ANDREA FLEISCHER: Wal-Mart settled that case for seven thousand dollars. If the facts were wrong, (you know), why would Wal-Mart agree to pay this man that amount of money?

COLE PETERSON, EXECUTIVE V.P. PEOPLE DIVISION, WAL-MART: Ah, the termination for, ah, grazing is a, a well understood and well accepted policy within the retail area.

ANDREA FLEISCHER: Jon Lehman, who is now one of several former Wal-Mart managers working for the union, says what happened to Sidney Smith sounds like something right out of the "Managers Tool Box To Remaining Union Free" - a confidential document that Lehman says is given to every Wal-Mart manager with a toll free number direct to corporate headquarters.

JON LEHMAN: And that brought the jet in with the labor relations guys in there And they interview all the managers, they interview the associates.

They start talking about anti-union, "We don't need a union." They start showing videos. They start going through personnel files looking for dirt on any associate that is, is a union supporter, so that they can get 'em out legitimately.

ANDREA FLEISCHER: Lehman says, that for Wal-Mart managers, keeping the union out is a matter of survival.

JON LEHMAN: If you get a union in your store - you know, store managers, you're gonna lose your store. So, your livelihood's on the line. You know, you're making a good income, so you're gonna do whatever you've gotta do to keep the union out.

ANDREA FLEISCHER: But there are limits. Federal laws intended to keep union organizing and elections fair. And Leonard Page, who was once the chief enforcer of those laws, says while he was in charge, there were concerns Wal-Mart had crossed the line during unionizing drives in several states. Allegations of illegal spying, threats and dismissals prompted him to consider issuing an unusual national complaint placing the blame on Wal-Mart's corporate headquarters in Bentonville.

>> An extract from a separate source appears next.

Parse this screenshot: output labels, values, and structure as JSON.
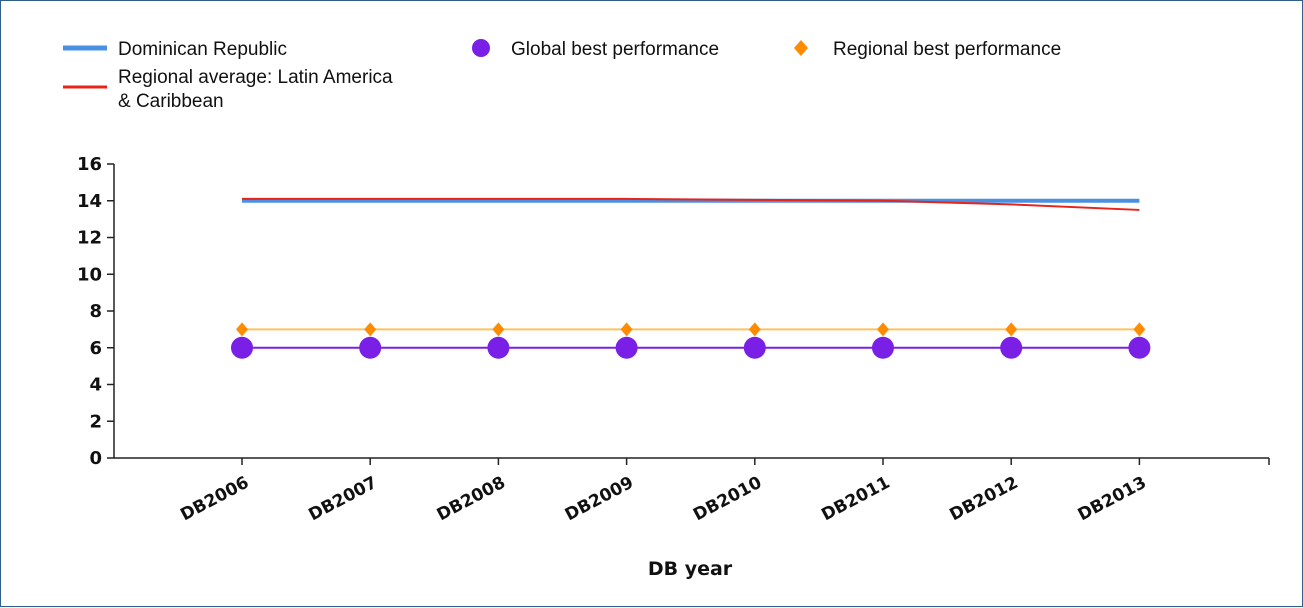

LEONARD PAGE, FORMER GENERAL COUNSEL NATIONAL LABOR RELATIONS BOARD: There were 5 or 6 different organizing drives at different stores that showed a common pattern of illegal conduct. It appeared to involve, ah, rather high officials of Wal-Mart stationed in Bentonville.

ANDREA FLEISCHER: But before Page, a Clinton appointee, could finish his investigation, the administration changed. The Bush team named a new top lawyer at the National Labor Relations Board who's taken a different tack. A board spokesman says there's "An insufficient basis to seek a nationwide order against Wal-Mart."

But the NLRB has filed 40 separate and specific complaints against Wal-Mart over the last four years, accusing managers in dozens of its stores of using illegal tactics.

ANDREA FLEISCHER: What's your response to all these complaints brought by the government?

COLE PETERSON, EXECUTIVE V.P. PEOPLE DIVISION, WAL-MART: We want to point out that not one single allegation was substantiated in terms of Wal-Mart having terminated someone for union activities. Some of the others are presently being reviewed by Wal-Mart because we are considering appeal.

ANDREA FLEISCHER: Of the forty complaints brought by the NLRB against Wal-Mart the company settled seven, and in ten others was found guilty of dozens of violations. More than 20 complaints are still pending before the board.

ANDREA FLEISCHER: But for now at least, not a single store in the Wal-mart empire has a union, and it continues to hum on as the nations' number one company.